Part of the challenge of pushing back against lack of transparency in pharmacy reimbursement is that it comes across as esoteric, with highly technical rebate structures and multiple parties involved under the surface, but without a lot of fanfare the average person can understand or attach much emotion to because transparency is a matter between providers and payers. However, several catalyzers now in play are changing that dynamic and widening the aperture of the discussion to include mainstream policymakers and media channels:

Catalyzer #1: DIR Fees Were Born out of Regulation to Create Transparency for the Government

Anytime a program that involves government is implemented, it will ultimately be subject to public scrutiny, open forums, and disclosure. Avenues to engage, if you are a patient advocate or a provider advocate, are much more plentiful. DIR fees (and ultimately, spread itself) will likely be the issue that pierces the transparency veil of all mechanisms that create spread because the rules and procedures around government make the discussion hard to hide.

Catalyzer #2: DIR Fees Require Opacity to Generate Margin

Spread margin is an animal of opacity. In the absence of nondisclosure and in a transparent environment, margin is generated as a fee (not spread). DIR fees require opacity to exist. The country’s mood is currently not favorable toward the guy behind the curtain.

Catalyzer #3: DIR Fees Affect the Consumer

Recent reporting has uncovered ways in which DIR fees may affect consumers and their out-of-pocket spend. That is a game changer when it comes to broadening the audience of the interested.

Catalyzer #4: President Trump’s Populist Stance on Drug Costs

This one is the kicker. For years, pharmacies and Pharmaceutical Research and Manufacturers of America (PhRMA) have been at odds during budget season because both contribute to the total cost of drugs, fighting over therapeutic interchange and pharmacy reimbursement cuts as the way to moderate increasing costs. However, as PhRMA and pharmacies have been squeezed over time, the portion of available margin going to these 2 stakeholders has come more in line per transaction with PBM spread. This has had the effect of bringing otherwise warring parties closer together to spotlight the PBM industry’s role as part of the drug cost driver equation (which is the opposite of its intended market purpose). The fact that a Republican is proposing price controls will shine a $300 billion-watt bulb on how drugs are purchased and reimbursed through the entire value chain.
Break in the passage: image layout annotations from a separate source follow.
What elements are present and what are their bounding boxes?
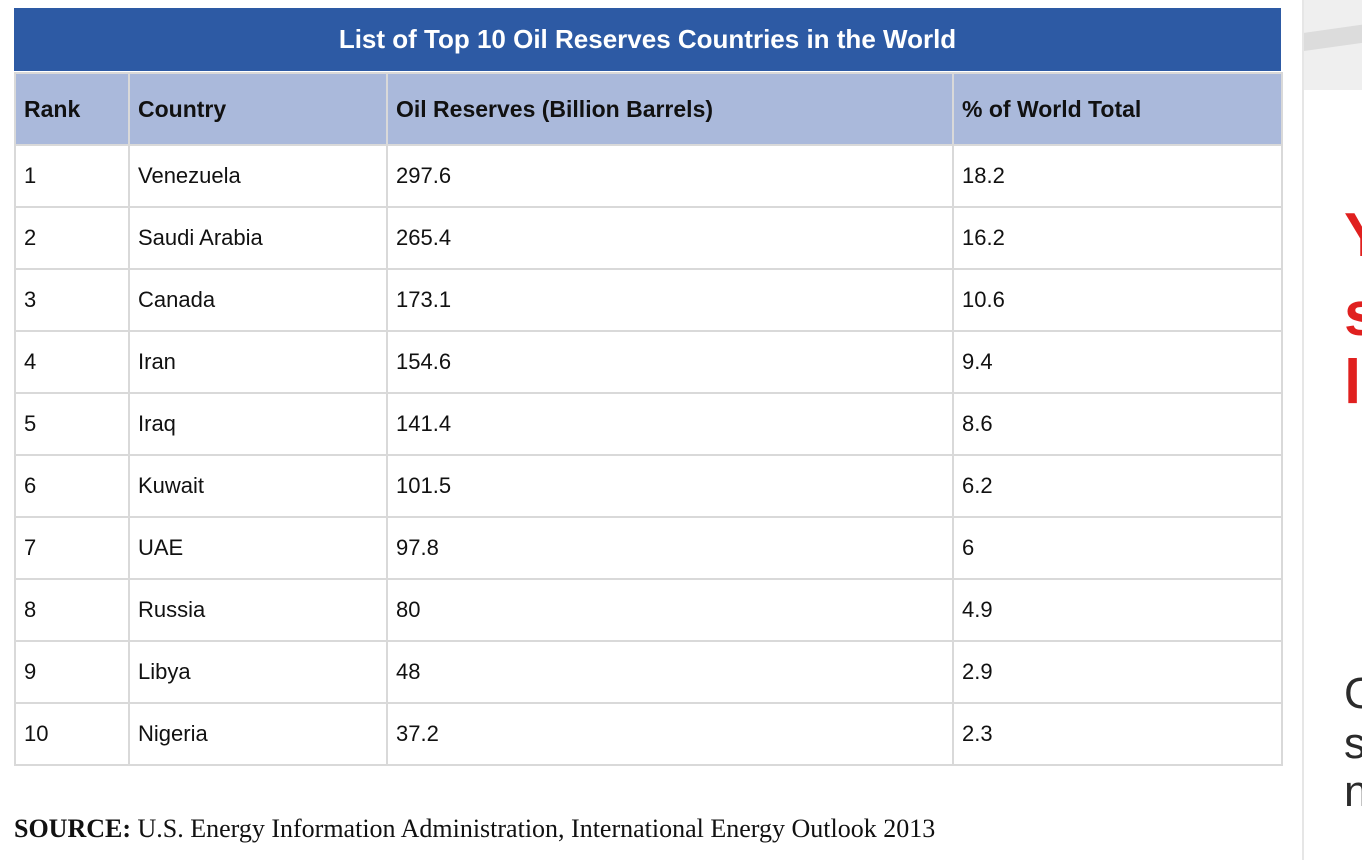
ad-swoosh-graphic xyxy=(1304,0,1362,90)
table-row: 10 Nigeria 37.2 2.3 xyxy=(14,702,1283,766)
cell-country: Iran xyxy=(128,330,388,394)
cell-percent: 4.9 xyxy=(952,578,1283,642)
table-row: 7 UAE 97.8 6 xyxy=(14,516,1283,580)
cell-country: Venezuela xyxy=(128,144,388,208)
side-advertisement[interactable]: Y s l G s n xyxy=(1302,0,1362,860)
cell-rank: 6 xyxy=(14,454,130,518)
table-title: List of Top 10 Oil Reserves Countries in… xyxy=(14,8,1281,71)
cell-rank: 9 xyxy=(14,640,130,704)
ad-dark-text-fragment: G xyxy=(1344,672,1362,716)
cell-rank: 2 xyxy=(14,206,130,270)
table-row: 8 Russia 80 4.9 xyxy=(14,578,1283,642)
table-row: 1 Venezuela 297.6 18.2 xyxy=(14,144,1283,208)
table-row: 2 Saudi Arabia 265.4 16.2 xyxy=(14,206,1283,270)
cell-percent: 9.4 xyxy=(952,330,1283,394)
cell-percent: 10.6 xyxy=(952,268,1283,332)
cell-percent: 16.2 xyxy=(952,206,1283,270)
table-row: 4 Iran 154.6 9.4 xyxy=(14,330,1283,394)
header-country: Country xyxy=(128,72,388,146)
source-citation: SOURCE: U.S. Energy Information Administ… xyxy=(14,814,935,844)
cell-percent: 6 xyxy=(952,516,1283,580)
cell-reserves: 173.1 xyxy=(386,268,954,332)
cell-reserves: 297.6 xyxy=(386,144,954,208)
table-header-row: Rank Country Oil Reserves (Billion Barre… xyxy=(14,72,1283,146)
cell-rank: 1 xyxy=(14,144,130,208)
cell-reserves: 48 xyxy=(386,640,954,704)
table-row: 6 Kuwait 101.5 6.2 xyxy=(14,454,1283,518)
cell-percent: 2.3 xyxy=(952,702,1283,766)
cell-reserves: 80 xyxy=(386,578,954,642)
cell-percent: 2.9 xyxy=(952,640,1283,704)
cell-percent: 8.6 xyxy=(952,392,1283,456)
cell-rank: 5 xyxy=(14,392,130,456)
oil-reserves-table: Rank Country Oil Reserves (Billion Barre… xyxy=(14,72,1283,766)
ad-red-text-fragment: l xyxy=(1344,348,1362,417)
cell-reserves: 37.2 xyxy=(386,702,954,766)
header-oil-reserves: Oil Reserves (Billion Barrels) xyxy=(386,72,954,146)
cell-country: UAE xyxy=(128,516,388,580)
ad-swoosh-line xyxy=(1304,21,1362,53)
ad-red-text-fragment: Y xyxy=(1344,205,1362,267)
header-rank: Rank xyxy=(14,72,130,146)
ad-dark-text-fragment: s xyxy=(1344,722,1362,766)
cell-country: Russia xyxy=(128,578,388,642)
cell-country: Libya xyxy=(128,640,388,704)
cell-reserves: 154.6 xyxy=(386,330,954,394)
cell-reserves: 265.4 xyxy=(386,206,954,270)
cell-rank: 8 xyxy=(14,578,130,642)
cell-rank: 4 xyxy=(14,330,130,394)
table-row: 3 Canada 173.1 10.6 xyxy=(14,268,1283,332)
source-label: SOURCE: xyxy=(14,814,132,843)
cell-country: Canada xyxy=(128,268,388,332)
cell-reserves: 101.5 xyxy=(386,454,954,518)
source-text: U.S. Energy Information Administration, … xyxy=(131,814,936,843)
table-row: 5 Iraq 141.4 8.6 xyxy=(14,392,1283,456)
header-percent-world: % of World Total xyxy=(952,72,1283,146)
cell-rank: 3 xyxy=(14,268,130,332)
ad-dark-text-fragment: n xyxy=(1344,770,1362,814)
cell-country: Saudi Arabia xyxy=(128,206,388,270)
cell-country: Iraq xyxy=(128,392,388,456)
table-row: 9 Libya 48 2.9 xyxy=(14,640,1283,704)
cell-country: Kuwait xyxy=(128,454,388,518)
cell-rank: 10 xyxy=(14,702,130,766)
main-content: List of Top 10 Oil Reserves Countries in… xyxy=(14,8,1283,844)
cell-percent: 18.2 xyxy=(952,144,1283,208)
cell-reserves: 97.8 xyxy=(386,516,954,580)
cell-percent: 6.2 xyxy=(952,454,1283,518)
cell-reserves: 141.4 xyxy=(386,392,954,456)
cell-country: Nigeria xyxy=(128,702,388,766)
ad-red-text-fragment: s xyxy=(1344,284,1362,346)
cell-rank: 7 xyxy=(14,516,130,580)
Catalyzer #5: Legislation (Regardless of Outcomes)

No proposed or introduced legislation is worth a darn unless it has broad political momentum behind it. Legislators can introduce legislation all day long that gets referred to committee, with no hearings or fanfare. However, because of catalyzers 1 through 4 above, House Resolution 1038 and Senate Bill 413, which speak to transparency, now have legs. And even if they never reach a vote, they will no doubt have a much wider audience, and that is a game changer.

Troy Trygstad, PharmD, PhD, MBA, is vice president of pharmacy programs for Community Care of North Carolina, which works collaboratively with more than 1800 medical practices to serve more than 1.6 million Medicaid, Medicare, commercially insured, and uninsured patients. He received his PharmD and MBA degrees from Drake University and a PhD in pharmaceutical outcomes and policy from the University of North Carolina. He also serves on the board of directors for the American Pharmacists Association Foundation and the Pharmacy Quality Alliance.